Sides AB and DC of cyclic quadrilateral ABCD are produced to meet at E, and sides AD and BC are produced to meet at F. If $\angle ADC = 75^\circ$ and $\angle BEC = 52^\circ$ then the difference between $\angle BAD$ and $\angle AFB$ is:

$31^\circ$

\(\angle\)ADC = \({75}^\circ\) and \(\angle\)BEC = \({52}^\circ\)

As we know, in a cyclic quadrilateral, the sum of opposite angles are \({180}^\circ\).

\(\angle\)ADC + \(\angle\)ABC = \({180}^\circ\)

= \(\angle\)ABC = 180 - 75 = 105

= \(\angle\)ABC + \(\angle\)CBE = 180 [straight line]

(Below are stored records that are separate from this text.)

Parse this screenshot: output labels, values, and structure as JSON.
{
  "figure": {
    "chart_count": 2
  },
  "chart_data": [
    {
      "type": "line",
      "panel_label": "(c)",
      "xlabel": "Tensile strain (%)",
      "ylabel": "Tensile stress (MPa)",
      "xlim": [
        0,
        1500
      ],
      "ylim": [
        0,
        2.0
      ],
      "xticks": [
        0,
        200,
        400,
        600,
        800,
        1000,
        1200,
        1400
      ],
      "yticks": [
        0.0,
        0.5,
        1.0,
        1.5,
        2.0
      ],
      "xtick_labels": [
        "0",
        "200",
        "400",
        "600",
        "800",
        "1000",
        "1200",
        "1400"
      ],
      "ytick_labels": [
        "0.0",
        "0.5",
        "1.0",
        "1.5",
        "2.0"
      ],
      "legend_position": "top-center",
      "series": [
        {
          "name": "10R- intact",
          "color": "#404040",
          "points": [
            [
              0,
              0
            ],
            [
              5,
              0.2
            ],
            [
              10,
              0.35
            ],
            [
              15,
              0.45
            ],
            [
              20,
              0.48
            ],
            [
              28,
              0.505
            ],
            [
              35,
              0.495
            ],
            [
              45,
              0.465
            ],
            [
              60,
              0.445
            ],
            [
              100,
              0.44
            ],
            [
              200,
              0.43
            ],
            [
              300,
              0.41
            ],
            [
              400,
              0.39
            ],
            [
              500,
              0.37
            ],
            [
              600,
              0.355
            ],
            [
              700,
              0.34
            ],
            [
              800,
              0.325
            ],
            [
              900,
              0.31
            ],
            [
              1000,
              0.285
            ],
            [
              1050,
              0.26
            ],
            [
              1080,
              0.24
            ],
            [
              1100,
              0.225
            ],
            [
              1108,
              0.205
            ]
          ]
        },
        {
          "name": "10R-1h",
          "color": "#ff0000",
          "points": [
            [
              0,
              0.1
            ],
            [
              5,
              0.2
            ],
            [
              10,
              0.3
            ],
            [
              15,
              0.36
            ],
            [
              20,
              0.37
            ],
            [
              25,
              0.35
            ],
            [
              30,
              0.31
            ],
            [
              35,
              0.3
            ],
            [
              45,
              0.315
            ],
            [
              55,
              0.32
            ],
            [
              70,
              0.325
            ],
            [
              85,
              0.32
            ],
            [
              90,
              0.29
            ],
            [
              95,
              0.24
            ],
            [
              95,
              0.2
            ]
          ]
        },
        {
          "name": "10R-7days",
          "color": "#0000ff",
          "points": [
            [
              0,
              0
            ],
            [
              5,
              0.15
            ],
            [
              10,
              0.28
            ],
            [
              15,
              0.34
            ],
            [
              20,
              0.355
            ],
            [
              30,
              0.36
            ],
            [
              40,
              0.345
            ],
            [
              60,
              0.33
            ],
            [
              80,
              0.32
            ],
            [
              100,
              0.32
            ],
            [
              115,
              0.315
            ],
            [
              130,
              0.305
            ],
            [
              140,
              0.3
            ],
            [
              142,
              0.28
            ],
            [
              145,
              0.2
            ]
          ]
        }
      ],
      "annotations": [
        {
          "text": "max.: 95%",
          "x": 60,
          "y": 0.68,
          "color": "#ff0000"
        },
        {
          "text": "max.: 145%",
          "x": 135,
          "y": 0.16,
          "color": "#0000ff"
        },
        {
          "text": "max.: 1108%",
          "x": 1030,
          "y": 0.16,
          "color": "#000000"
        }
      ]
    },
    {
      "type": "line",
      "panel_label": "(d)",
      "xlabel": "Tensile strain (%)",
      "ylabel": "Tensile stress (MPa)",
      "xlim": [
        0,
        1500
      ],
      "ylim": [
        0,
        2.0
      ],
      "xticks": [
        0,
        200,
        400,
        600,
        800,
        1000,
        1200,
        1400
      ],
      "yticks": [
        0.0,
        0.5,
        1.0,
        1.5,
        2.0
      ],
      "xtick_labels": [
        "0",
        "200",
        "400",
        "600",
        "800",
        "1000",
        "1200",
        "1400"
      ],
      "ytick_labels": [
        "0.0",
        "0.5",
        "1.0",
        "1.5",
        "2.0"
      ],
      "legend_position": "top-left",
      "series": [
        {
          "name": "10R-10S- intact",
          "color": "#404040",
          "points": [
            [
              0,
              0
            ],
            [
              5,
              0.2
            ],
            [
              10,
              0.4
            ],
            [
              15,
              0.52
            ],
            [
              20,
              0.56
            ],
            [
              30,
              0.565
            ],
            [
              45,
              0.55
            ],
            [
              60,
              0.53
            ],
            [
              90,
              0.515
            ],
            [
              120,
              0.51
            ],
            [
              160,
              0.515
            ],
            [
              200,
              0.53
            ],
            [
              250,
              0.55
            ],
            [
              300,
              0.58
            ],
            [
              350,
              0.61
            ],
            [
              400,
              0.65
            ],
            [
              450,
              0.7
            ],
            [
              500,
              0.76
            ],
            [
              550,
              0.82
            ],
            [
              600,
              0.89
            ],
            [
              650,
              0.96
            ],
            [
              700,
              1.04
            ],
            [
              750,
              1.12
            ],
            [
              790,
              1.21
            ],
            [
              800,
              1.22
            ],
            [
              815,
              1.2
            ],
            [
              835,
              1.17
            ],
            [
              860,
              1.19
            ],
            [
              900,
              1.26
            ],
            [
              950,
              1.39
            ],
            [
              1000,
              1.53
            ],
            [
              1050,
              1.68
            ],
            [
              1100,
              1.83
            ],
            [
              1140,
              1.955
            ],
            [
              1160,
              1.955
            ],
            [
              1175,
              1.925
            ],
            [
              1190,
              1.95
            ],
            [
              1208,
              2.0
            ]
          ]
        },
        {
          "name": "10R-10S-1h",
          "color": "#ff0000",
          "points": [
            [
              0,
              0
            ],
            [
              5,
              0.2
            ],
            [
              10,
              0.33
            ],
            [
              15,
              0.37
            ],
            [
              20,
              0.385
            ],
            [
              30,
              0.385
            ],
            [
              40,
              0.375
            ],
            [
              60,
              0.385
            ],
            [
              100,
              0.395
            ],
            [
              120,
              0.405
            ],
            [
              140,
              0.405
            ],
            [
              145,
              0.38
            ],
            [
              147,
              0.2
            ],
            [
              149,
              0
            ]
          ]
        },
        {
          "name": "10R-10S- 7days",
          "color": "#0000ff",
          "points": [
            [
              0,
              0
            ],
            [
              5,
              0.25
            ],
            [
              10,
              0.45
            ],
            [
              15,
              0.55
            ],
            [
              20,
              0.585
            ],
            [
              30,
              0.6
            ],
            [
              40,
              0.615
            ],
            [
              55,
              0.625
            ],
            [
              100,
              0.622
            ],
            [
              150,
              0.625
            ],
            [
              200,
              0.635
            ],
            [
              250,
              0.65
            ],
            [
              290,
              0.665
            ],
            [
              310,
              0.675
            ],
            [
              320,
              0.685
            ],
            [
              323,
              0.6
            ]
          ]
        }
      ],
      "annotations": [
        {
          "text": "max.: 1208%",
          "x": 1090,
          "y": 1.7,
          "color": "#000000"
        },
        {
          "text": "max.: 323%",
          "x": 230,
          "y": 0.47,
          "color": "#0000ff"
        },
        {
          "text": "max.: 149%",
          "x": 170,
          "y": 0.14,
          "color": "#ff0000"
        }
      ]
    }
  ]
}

= \(\angle\)CBE = 180 - 105 = 75

In \(\Delta \)BEC

\(\angle\)CBE + \(\angle\)BEC + \(\angle\)ECB = 180

= \(\angle\)ECB = 180 - 75 - 52 = 53

= \(\angle\)ECB + \(\angle\)BCD = 180 [straight line]

= \(\angle\)BCD = 180 - 53 = 127

= \(\angle\)BAD + \(\angle\)BCD = 180

= \(\angle\)BAD = 180 - 127 = 53

In \(\Delta \)AFB

\(\angle\)BAF + \(\angle\)ABF + \(\angle\)AFB = 180

= \(\angle\)AFB = 180 - 53 - 105 = 22

Therefore, difference between \(\angle\)BAD and \(\angle\)AFB = \({53}^\circ\) - \({22}^\circ\) = \({31}^\circ\).